Ich bin kein Historiker und kein Anthropologe, und ich hegte keinerlei Interesse daran, »die Crow zu studieren«. Doch es war mein Eindruck, dass Plenty Coups sein Wort an jeden gerichtet hatte, der bereit war, ihm sein Ohr zu schenken, und durch eine Verkettung von Umständen war ich nun vor die Wahl gestellt: Entweder musste ich etwas erwidern, oder ich musste mich entschließen, nichts zu sagen. Dieser Entscheidung konnte ich nicht entgehen. Je mehr ich darüber nachdachte, umso erstaunlicher schien es mir, dass Plenty Coups – nach allem, was er und sein 9Volk hatten durchmachen müssen – überhaupt willens war, zu sprechen. Warum weigerte er sich nicht, jemals wieder etwas mit uns zu tun zu haben?

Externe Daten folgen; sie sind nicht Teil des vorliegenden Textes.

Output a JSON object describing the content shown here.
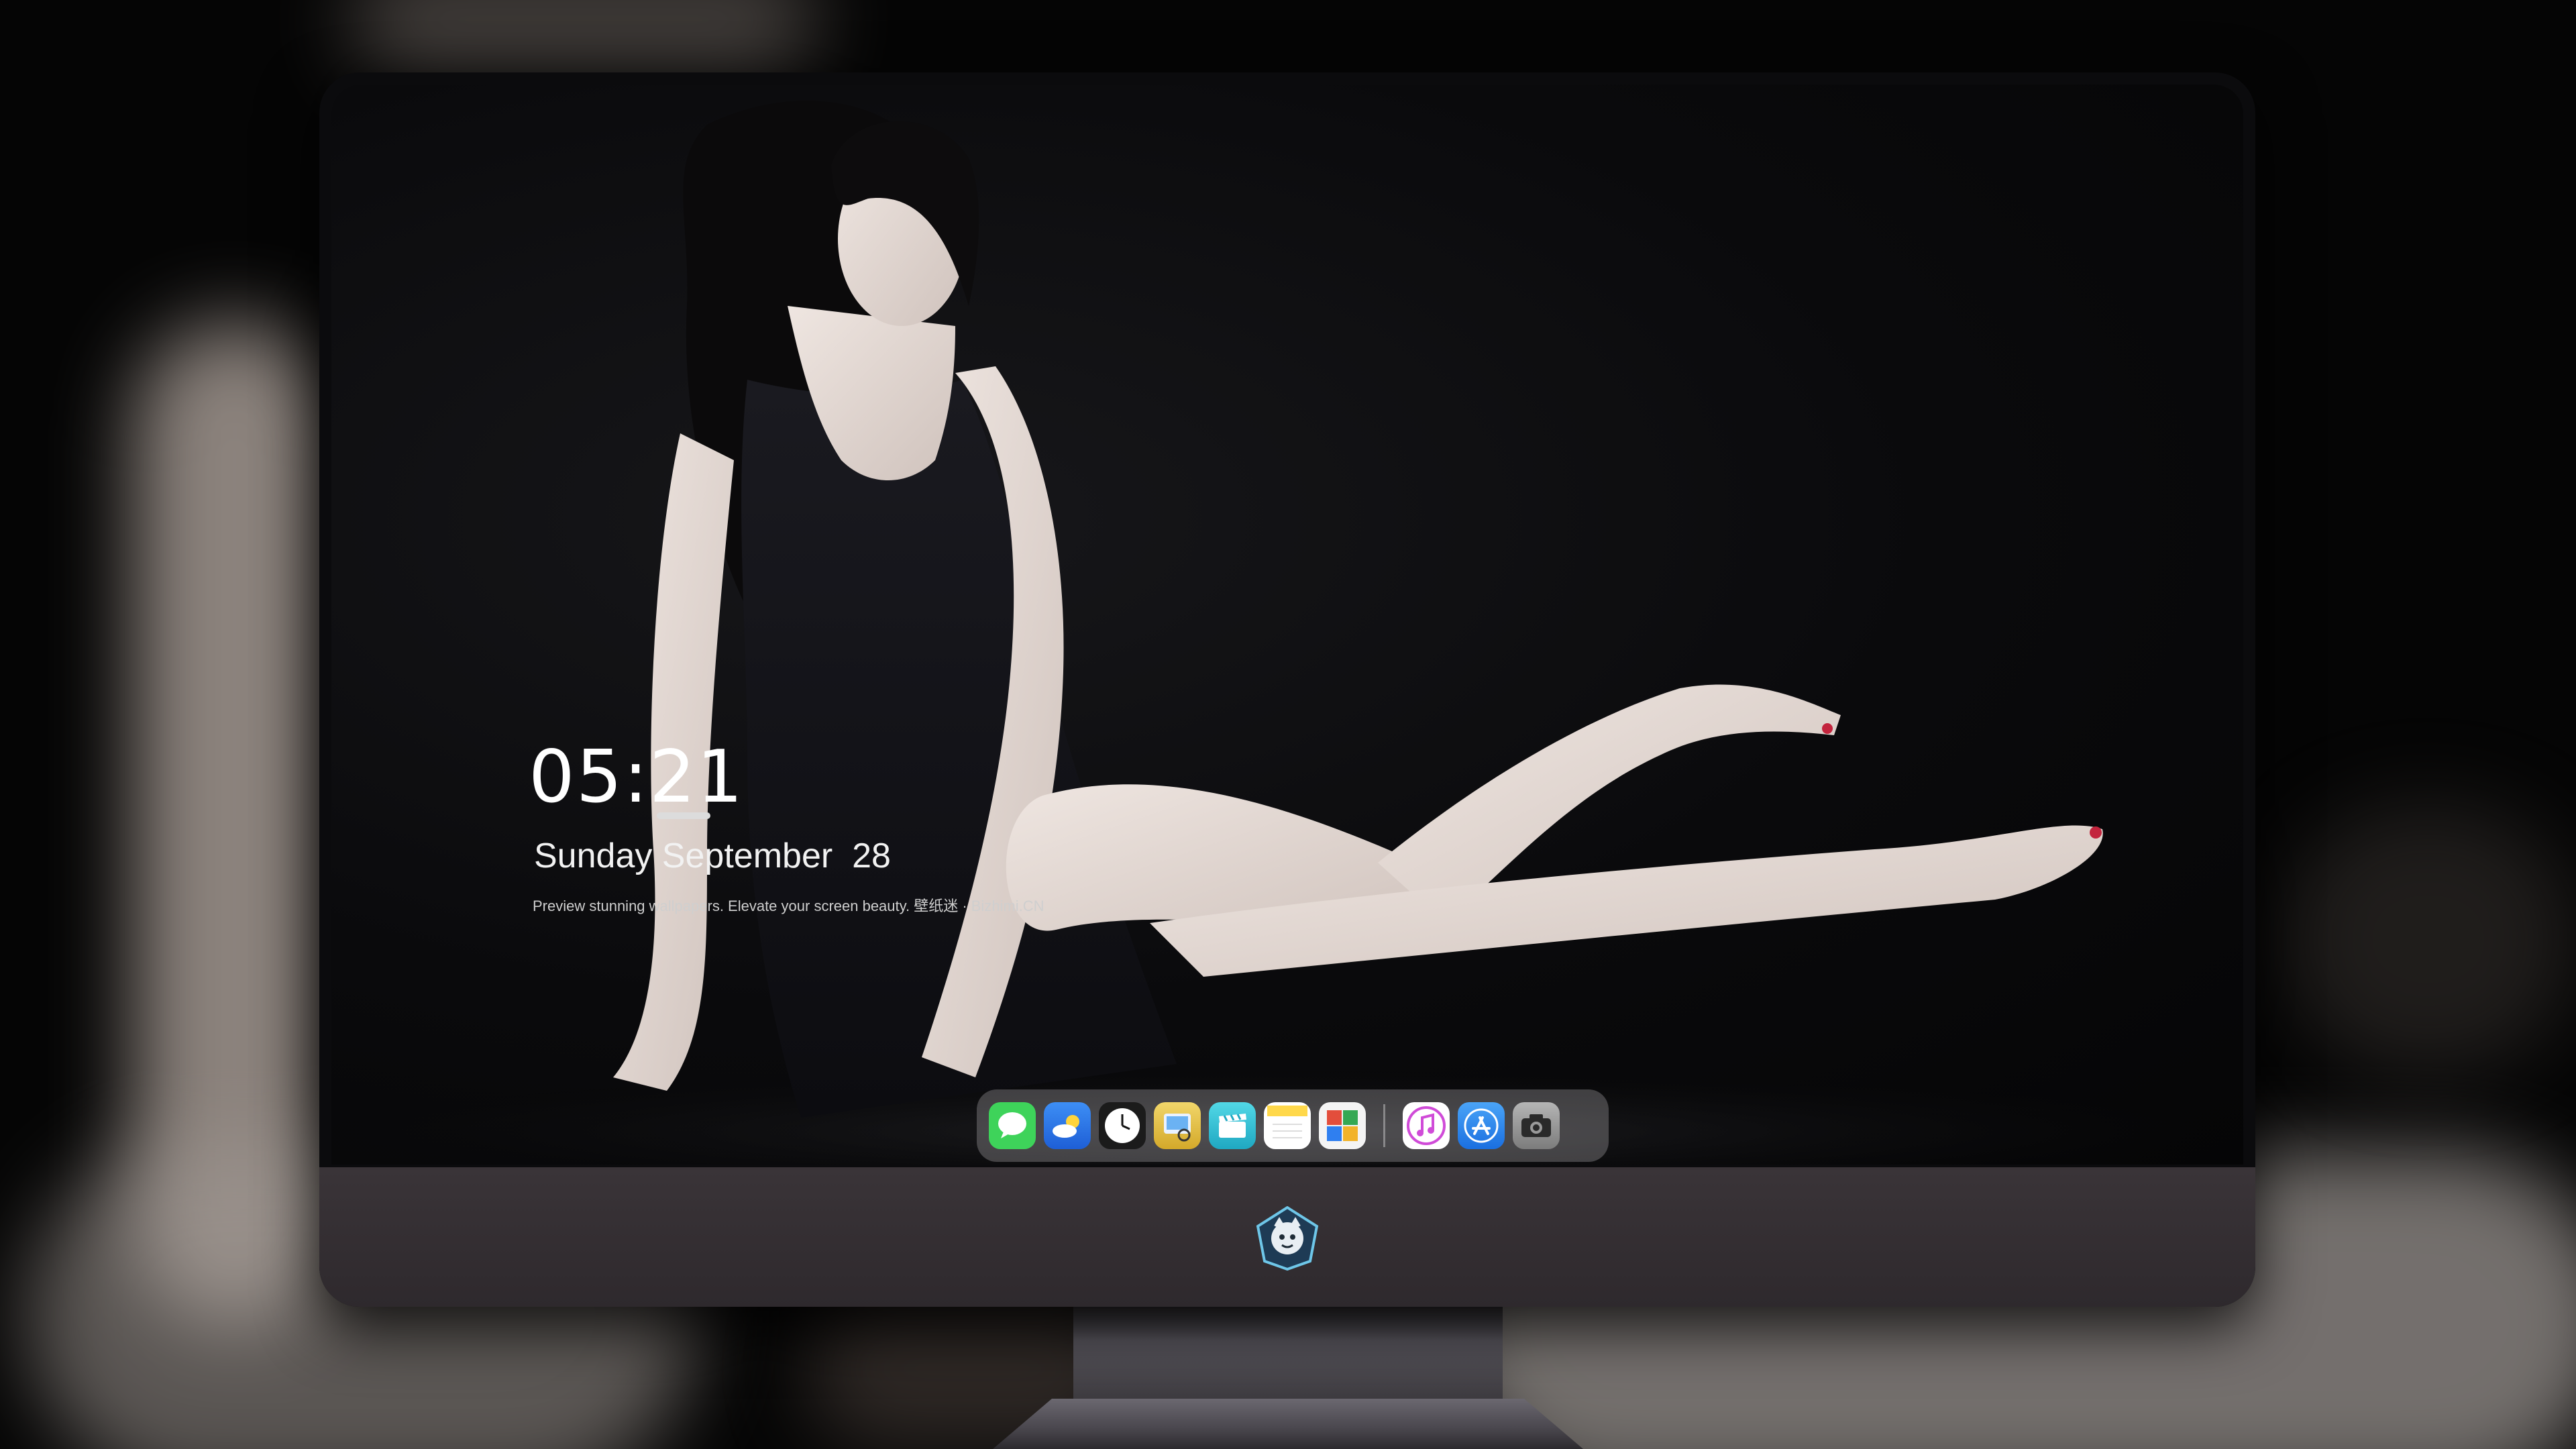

Der Anfang des vorliegenden Buches (im englischsprachigen Original erstmals erschienen im Jahr 2006) lautet:

Kurz bevor er starb, trat Plenty Coups, der letzte Oberhäuptling des Volks der Crow, über den ›Kampf der Kulturen‹ hinweg an einen weißen Mann heran, um ihm seine Geschichte zu erzählen.[2]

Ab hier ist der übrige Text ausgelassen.